4. De rechtbank is het niet eens met opposante. Eerst zal worden ingegaan op de gronden die gaan over het ontnemen van de rechten op grond van het Handvest. In het arrest van
18 juni 2021 heeft de Hoge Raad geoordeeld dat een vereenvoudigde afdoening op grond van artikel 8:54 de rechten van verdediging beperkt. Het Handvest legt echter geen absolute verplichting op aan de rechter om voor alle gerechtelijke procedures een terechtzitting te houden. Een terechtzitting hoeft volgens vaste rechtspraak in elk geval niet te worden gehouden wanneer de zaak geen feitelijke of juridische vraagstukken oproept en kan worden opgelost op basis van het dossier. Als dit het geval is dan kan de bestuursrechter, zonder dat daarmee strijdigheid ontstaat met het Unierecht, de zaak eenvoudig en zonder zitting behandelen. [2] De rechtbank ziet geen aanleiding om van het arrest van de Hoge Raad af te wijken.
5. Opposante heeft geen inhoudelijke verzetsgronden gericht tegen de overweging van de rechtbank die ziet op datum van de aangetekende verzending van 24 februari 2021. Daarnaast gaat opposante voorbij aan de inhoud van de e-mails van Post NL van 4 juni 2021 en 23 juni 2021.
6. Wat betreft de gronden die zien op het contact tussen de Staatssecretaris en opposante oordeelt de rechtbank als volgt. De rechtbank heeft in haar uitspraak van 7 juni 2021 terecht geoordeeld dat het bezwaar niet-ontvankelijk kan worden verklaard en dat daarmee het beroep ongegrond is. In hetgeen opposante in beroep heeft aangevoerd, ziet de rechtbank geen aanleiding voor het oordeel dat in dit geval sprake is van een verschoonbare termijnoverschrijding in de zin van artikel 6:11 van de Awb. Verschoonbaarheid kan worden aangenomen als aannemelijk is dat opposante niet staat was om zelf tijdig (pro-forma) bezwaar te (laten) maken. Het had volstaan om pro-forma bezwaar te (laten) maken teneinde de termijnoverschrijding te voorkomen. Het wachten op informatie om de gronden van het bezwaar te kunnen formuleren of een procedure te kunnen vermijden, maakt niet dat opposante geen bezwaarschrift kon indienen. Niet valt niet in te zien waarom opposante destijds niet in staat was tijdig (pro-forma) bezwaar te maken. De termijnoverschrijding komt dan ook voor rekening en risico van opposante.

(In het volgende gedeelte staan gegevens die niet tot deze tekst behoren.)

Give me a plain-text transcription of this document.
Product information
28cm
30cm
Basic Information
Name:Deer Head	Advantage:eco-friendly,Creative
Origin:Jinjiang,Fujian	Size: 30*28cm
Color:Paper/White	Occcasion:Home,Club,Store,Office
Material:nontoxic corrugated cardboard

7. Dit betekent dat het verzet ongegrond is en dat de uitspraak van de rechtbank van
7 juni 2021 in stand blijft.
8. Er bestaat geen aanleiding voor een proceskostenveroordeling.

Beslissing

De rechtbank verklaart het verzet ongegrond.

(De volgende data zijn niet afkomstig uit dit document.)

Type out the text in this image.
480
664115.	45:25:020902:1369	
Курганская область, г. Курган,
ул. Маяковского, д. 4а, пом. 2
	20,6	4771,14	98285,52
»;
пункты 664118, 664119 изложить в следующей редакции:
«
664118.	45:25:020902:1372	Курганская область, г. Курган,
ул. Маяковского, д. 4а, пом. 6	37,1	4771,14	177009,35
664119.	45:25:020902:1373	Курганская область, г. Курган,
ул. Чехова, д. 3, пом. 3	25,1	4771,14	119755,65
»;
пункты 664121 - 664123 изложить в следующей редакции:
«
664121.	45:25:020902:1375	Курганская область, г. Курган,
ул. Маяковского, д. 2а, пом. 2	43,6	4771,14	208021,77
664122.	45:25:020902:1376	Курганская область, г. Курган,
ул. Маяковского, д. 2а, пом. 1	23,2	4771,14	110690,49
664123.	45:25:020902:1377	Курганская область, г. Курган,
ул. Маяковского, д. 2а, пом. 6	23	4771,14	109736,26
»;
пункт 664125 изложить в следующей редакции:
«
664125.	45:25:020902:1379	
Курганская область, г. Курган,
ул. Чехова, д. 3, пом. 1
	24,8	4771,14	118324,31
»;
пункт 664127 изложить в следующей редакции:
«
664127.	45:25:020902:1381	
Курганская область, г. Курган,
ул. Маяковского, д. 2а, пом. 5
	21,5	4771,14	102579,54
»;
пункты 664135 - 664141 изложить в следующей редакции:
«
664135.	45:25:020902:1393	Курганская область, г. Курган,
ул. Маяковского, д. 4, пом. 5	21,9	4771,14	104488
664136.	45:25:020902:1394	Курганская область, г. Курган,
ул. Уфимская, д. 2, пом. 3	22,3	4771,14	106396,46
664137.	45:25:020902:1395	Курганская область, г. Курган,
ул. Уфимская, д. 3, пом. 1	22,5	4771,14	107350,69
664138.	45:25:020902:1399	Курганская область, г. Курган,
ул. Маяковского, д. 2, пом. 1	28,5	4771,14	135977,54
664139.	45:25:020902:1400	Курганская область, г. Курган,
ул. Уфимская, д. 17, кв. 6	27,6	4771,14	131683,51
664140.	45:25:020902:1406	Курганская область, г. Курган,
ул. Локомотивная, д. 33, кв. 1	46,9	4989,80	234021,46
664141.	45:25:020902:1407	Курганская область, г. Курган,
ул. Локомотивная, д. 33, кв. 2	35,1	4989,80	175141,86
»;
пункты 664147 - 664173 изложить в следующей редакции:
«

Deze uitspraak is gedaan door mr. S.G.M. van Veen, rechter, in aanwezigheid van M. Bos, griffier
.De beslissing is uitgesproken op 9 december 2021 en wordt openbaar gemaakt door publicatie op rechtspraak.nl.
De griffier is verhinderd
deze uitspraak te ondertekenenrechter
Afschrift verzonden aan partijen op:

U kunt tegen deze uitspraak niet in hoger beroep.